Inserm U. 348, hôpital Lariboisière, 2, rue Ambroise-Paré, 75475 Paris cedex 10, France.
Platelets act in hemostasis, wound healing, and inflammation, in part through release of their secretory granules, consisting in dense granules, lysosomes and alpha granules. Platelet secretory proteins (PF4, vWF, t-PA, etc.) are electively stored in alpha granules, the focus of the present review. Several human bleeding disorders alter granular storage, including the Griscelli, the Hermansky-Pudlak and the Chediak-Higashi Syndromes which alter dense granule and lysosome storage in platelets; the delta and alphadelta platelet storage pool defects, where delta granules, and in some cases both alpha and delta granules are absent; however, only the Gray Platelet Syndrome (GPS) affects specifically alpha granules, which are devoid of secretory proteins. We propose a model in which alpha granule secretory proteins are selected by a sorting receptor in the Golgi of the megakaryocyte, coupled to the vesicle budding machinery (involving adpator molecules, coat proteins, rab G-proteins and molecular motors). We suggest that GPS may be due to a misrouting of secretory proteins, because of the alteration of this sorting machinery. Future studies will be aimed at testing this hypothesis.

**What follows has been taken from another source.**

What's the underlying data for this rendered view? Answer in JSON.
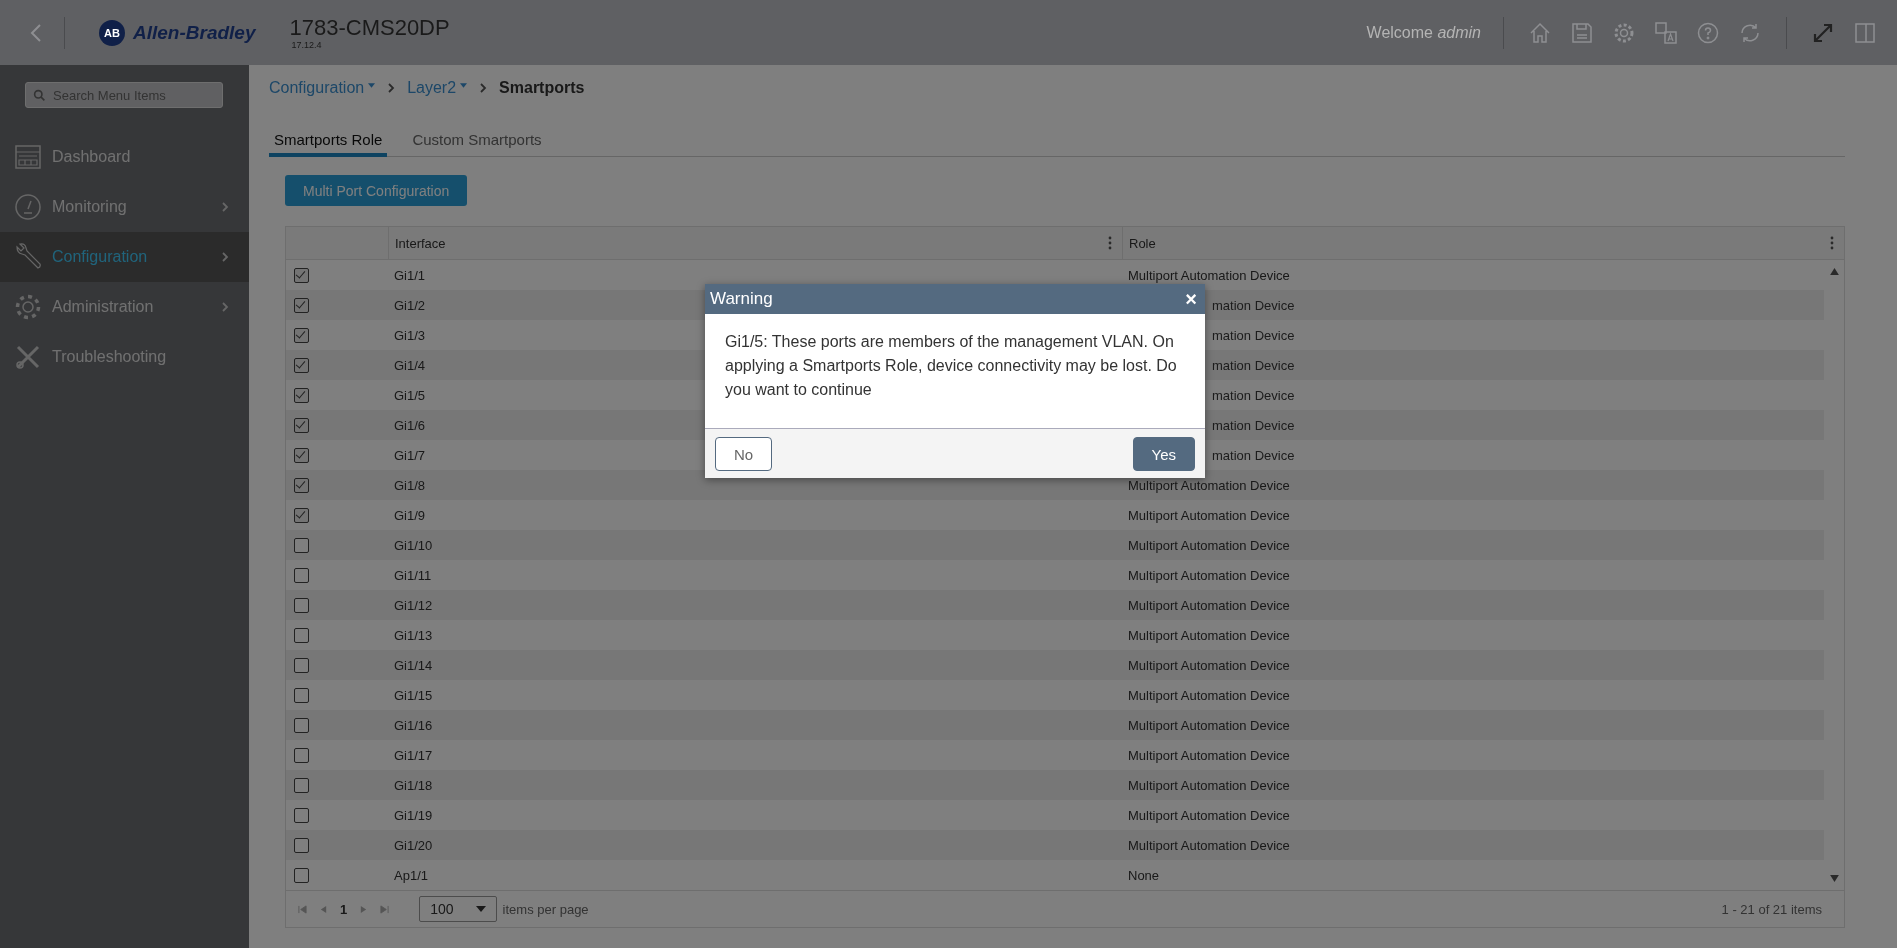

Weibel-Palade bodies (WPB) are endothelial cell storage granules, thought to be analogous to platelet alpha granules, since they store vWF and the membrane receptor P-selectin. To test this hypothesis, PF4, a megakaryocyte-specific alpha granule protein, was transfected into Huvecs. Our results show that PF4 does not traffick along with vWF into WPB and identifies a different granule storage pool containing t-PA. We conclude that the biogenesis of these two storage organelles is, at least in part, different.

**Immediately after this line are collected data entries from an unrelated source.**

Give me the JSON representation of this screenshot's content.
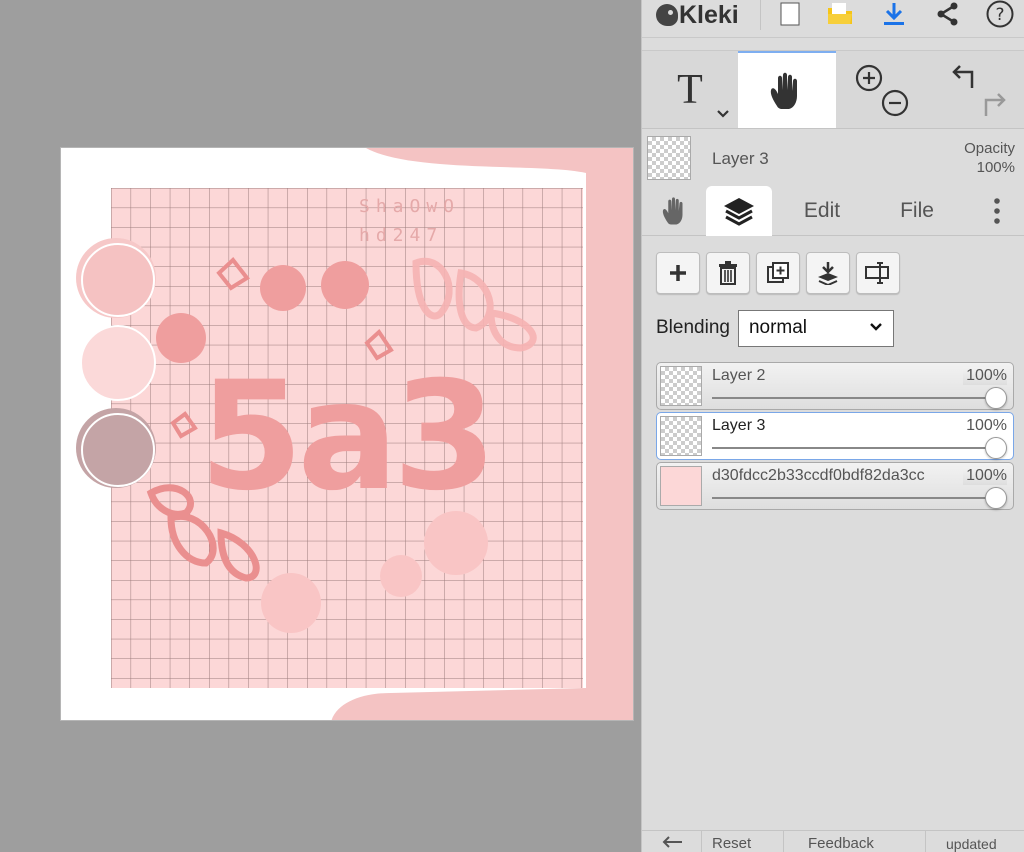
{
  "app": {
    "name": "Kleki"
  },
  "toolbar": {
    "buttons": [
      {
        "name": "new-image",
        "icon": "new-page-icon"
      },
      {
        "name": "open",
        "icon": "open-folder-icon",
        "color": "#f5c518"
      },
      {
        "name": "save",
        "icon": "download-icon",
        "color": "#1b73e8"
      },
      {
        "name": "share",
        "icon": "share-icon"
      },
      {
        "name": "help",
        "icon": "help-icon"
      }
    ]
  },
  "tools": {
    "text_tool_label": "T",
    "items": [
      {
        "name": "text-tool",
        "icon": "text-tool-icon",
        "active": false
      },
      {
        "name": "hand-tool",
        "icon": "hand-icon",
        "active": true
      },
      {
        "name": "zoom",
        "icon": "zoom-in-out-icon"
      },
      {
        "name": "undo-redo",
        "icon": "undo-redo-icon"
      }
    ]
  },
  "current_layer": {
    "name": "Layer 3",
    "opacity_label": "Opacity",
    "opacity_value": "100%"
  },
  "tabs": [
    {
      "name": "hand",
      "icon": "hand-icon",
      "active": false
    },
    {
      "name": "layers",
      "icon": "layers-icon",
      "active": true
    },
    {
      "name": "edit",
      "label": "Edit",
      "active": false
    },
    {
      "name": "file",
      "label": "File",
      "active": false
    },
    {
      "name": "more",
      "icon": "more-vertical-icon",
      "active": false
    }
  ],
  "layer_actions": [
    {
      "name": "add-layer",
      "icon": "plus-icon"
    },
    {
      "name": "delete-layer",
      "icon": "trash-icon"
    },
    {
      "name": "duplicate-layer",
      "icon": "duplicate-icon"
    },
    {
      "name": "merge-down",
      "icon": "merge-down-icon"
    },
    {
      "name": "rename-layer",
      "icon": "rename-icon"
    }
  ],
  "blending": {
    "label": "Blending",
    "value": "normal"
  },
  "layers": [
    {
      "name": "Layer 2",
      "opacity": "100%",
      "opacity_value": 1.0,
      "selected": false
    },
    {
      "name": "Layer 3",
      "opacity": "100%",
      "opacity_value": 1.0,
      "selected": true
    },
    {
      "name": "d30fdcc2b33ccdf0bdf82da3cc",
      "opacity": "100%",
      "opacity_value": 1.0,
      "selected": false
    }
  ],
  "artwork": {
    "main_text": "5a3",
    "small_text_line1": "ShaOwO",
    "small_text_line2": "hd247",
    "colors": {
      "background": "#ffffff",
      "grid_fill": "#fcd7d7",
      "grid_line": "#8a6b6b",
      "accent": "#f2a7a7",
      "deep": "#ef8f8f",
      "mauve": "#c4a4a6"
    }
  },
  "bottom_bar": {
    "items": [
      "",
      "Reset",
      "Feedback",
      "updated"
    ]
  }
}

We propose a model in which immature secretory granules bud from the Golgi apparatus in both cell types: while in the megakaryocytic lineage, immature granules will eventually all merge into the alpha granule, in endothelial cells, immature vWF-containing granules will fuse independently from the t-PA-containing granule pool, to form WPB. Future studies to identify megakaryocytic and endothelial molecular partners involved in secretory proteins storage, will allow a better understanding of i) storage diseases such as GPS; ii) the mechanism of storage granule biogenesis of both megakaryocytic and endothelial cells.